Brittany Patterson Published

Energy Developers Pull The Plug On The Atlantic Coast Pipeline


 

Developers of the Atlantic Coast natural gas pipeline announced Sunday they are canceling the project, citing ongoing delays and rising costs. 

In a news release, Dominion Energy Inc. and Duke Energy Corp. attributed the decision largely to a barrage of legal challenges brought by landowners and conservation groups that have slowed down the project. 

In particular, the developers noted two recent court decisions they said are “new and serious.” That includes a ruling by the U.S. District Court for the District of Montana that overturned long-standing federal permit authority for waterbody and wetland crossings in a case related to the Keystone XL pipeline. They said a separate ruling in late May by the U.S. Court of Appeals for the Ninth Circuit indicates an appeal of that decision is not likely to be successful. 

 

That announcement comes just weeks after the developers were handed a major victory by the U.S. Supreme Court. That ruling, issued June 15, reversed a lower court’s decision and said the project was able to be constructed under the Appalachian Trail. 

The 600-mile, 42-inch natural gas pipeline, which begins in West Virginia and crosses Virginia and North Carolina, was first proposed in 2014. The project was originally estimated to cost between $4.5 billion and $5 billion and was scheduled to be completed by 2019. However, continued permit challenges pushed costs up to around $8 billion and the estimated completion date was bumped to early 2022. 

“We regret that we will be unable to complete the Atlantic Coast Pipeline,” representatives for the companies said in the news release. “For almost six years we have worked diligently and invested billions of dollars to complete the project and deliver the much-needed infrastructure to our customers and communities.” 

Construction of the pipeline has been halted since December 2018, when a federal appeals court tossed the project’s Endangered Species Act review associated with the project that authorizes construction through habitat identified as critical for certain threatened or endangered species. 

The stoppage of the ACP project drew statements of disappointment from both of West Virginia’s U.S. senators, Democrat Joe Manchin and Republican Shelley Moore Capito. Both lawmakers expressed concerns over the loss of high-paying pipeline construction jobs. 

“The pipeline would have created good paying construction and manufacturing jobs for hard working West Virginians, reinvested in our energy markets increasing our domestic energy supply, and strengthened national security with reliable energy to key military installations,” Manchin said in a statement. 
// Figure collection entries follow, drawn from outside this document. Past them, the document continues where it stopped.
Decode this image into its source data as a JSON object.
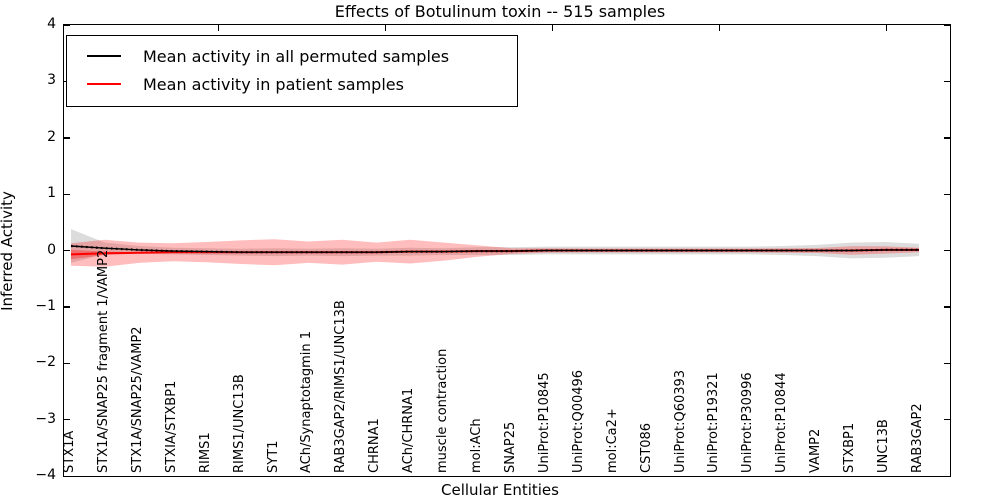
{
  "title": "Effects of Botulinum toxin -- 515 samples",
  "axes": {
    "ylabel": "Inferred Activity",
    "xlabel": "Cellular Entities",
    "y_tick_labels": [
      "4",
      "3",
      "2",
      "1",
      "0",
      "−1",
      "−2",
      "−3",
      "−4"
    ],
    "y_tick_values": [
      4,
      3,
      2,
      1,
      0,
      -1,
      -2,
      -3,
      -4
    ]
  },
  "legend": {
    "items": [
      {
        "label": "Mean activity in all permuted samples",
        "color": "#000000"
      },
      {
        "label": "Mean activity in patient samples",
        "color": "#ff0000"
      }
    ]
  },
  "chart_data": {
    "type": "line",
    "title": "Effects of Botulinum toxin -- 515 samples",
    "xlabel": "Cellular Entities",
    "ylabel": "Inferred Activity",
    "ylim": [
      -4,
      4
    ],
    "grid": false,
    "legend_position": "upper left",
    "categories": [
      "STX1A",
      "STX1A/SNAP25 fragment 1/VAMP2",
      "STX1A/SNAP25/VAMP2",
      "STXIA/STXBP1",
      "RIMS1",
      "RIMS1/UNC13B",
      "SYT1",
      "ACh/Synaptotagmin 1",
      "RAB3GAP2/RIMS1/UNC13B",
      "CHRNA1",
      "ACh/CHRNA1",
      "muscle contraction",
      "mol:ACh",
      "SNAP25",
      "UniProt:P10845",
      "UniProt:Q00496",
      "mol:Ca2+",
      "CST086",
      "UniProt:Q60393",
      "UniProt:P19321",
      "UniProt:P30996",
      "UniProt:P10844",
      "VAMP2",
      "STXBP1",
      "UNC13B",
      "RAB3GAP2"
    ],
    "series": [
      {
        "name": "Mean activity in all permuted samples",
        "color": "#000000",
        "marker": "dotted-overlay",
        "values": [
          0.08,
          0.04,
          0.01,
          -0.01,
          -0.02,
          -0.03,
          -0.03,
          -0.03,
          -0.03,
          -0.03,
          -0.02,
          -0.02,
          -0.01,
          -0.01,
          0.0,
          0.0,
          0.0,
          0.0,
          0.0,
          0.0,
          0.0,
          0.0,
          0.0,
          0.0,
          0.01,
          0.01
        ]
      },
      {
        "name": "Mean activity in patient samples",
        "color": "#ff0000",
        "marker": "none",
        "values": [
          -0.07,
          -0.05,
          -0.04,
          -0.03,
          -0.03,
          -0.03,
          -0.03,
          -0.03,
          -0.03,
          -0.03,
          -0.02,
          -0.02,
          -0.01,
          -0.01,
          0.0,
          0.0,
          0.0,
          0.0,
          0.0,
          0.0,
          0.0,
          0.0,
          0.0,
          0.0,
          0.01,
          0.01
        ]
      }
    ],
    "bands": [
      {
        "name": "permuted samples spread",
        "center_series": 0,
        "color": "rgba(130,130,130,0.28)",
        "half_widths": [
          0.3,
          0.1,
          0.07,
          0.06,
          0.06,
          0.06,
          0.07,
          0.06,
          0.07,
          0.06,
          0.07,
          0.06,
          0.07,
          0.07,
          0.07,
          0.07,
          0.07,
          0.07,
          0.07,
          0.07,
          0.07,
          0.08,
          0.1,
          0.14,
          0.14,
          0.11
        ]
      },
      {
        "name": "patient samples spread",
        "center_series": 1,
        "color": "rgba(255,0,0,0.26)",
        "half_widths": [
          0.2,
          0.24,
          0.18,
          0.16,
          0.18,
          0.21,
          0.23,
          0.19,
          0.22,
          0.17,
          0.21,
          0.16,
          0.1,
          0.05,
          0.04,
          0.035,
          0.035,
          0.035,
          0.035,
          0.035,
          0.035,
          0.04,
          0.045,
          0.075,
          0.065,
          0.04
        ]
      },
      {
        "name": "patient samples inner spread",
        "center_series": 1,
        "color": "rgba(255,0,0,0.30)",
        "half_widths": [
          0.085,
          0.03,
          0.01,
          0,
          0,
          0,
          0,
          0,
          0,
          0,
          0,
          0,
          0,
          0,
          0,
          0,
          0,
          0,
          0,
          0,
          0,
          0,
          0,
          0,
          0,
          0
        ]
      }
    ]
  }
}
Dominion Energy said the project would employ more than 2,000 workers across West Virginia, of which 600 positions are allocated to local residents. However, it would require just a few dozen permanent full-time employees once construction was over. 

Since its initial announcement, the project has been met with fierce opposition from a growing number of environmental groups and citizen activists that argue the environmental risks associated with the massive pipeline — including to rivers and streams and the climate — outweigh the economic benefits associated with construction of the infrastructure project. 

There have been at least six pipeline explosions since early 2018 in Appalachia, including the 2018 explosion of TransCanada Corp.’s five-month-old Leach Xpress natural gas pipeline near Moundsville.

“This is a victory for all the communities that were in the path of this risky and unnecessary project. The Atlantic Coast Pipeline was wrong from the start,” Southern Environmental Law Center Senior Attorney Greg Buppert said in a statement. “After years of opposition, legal defeats and threats to the environment, SELC is relieved to see Duke and Dominion make the right decision to walk away from it.”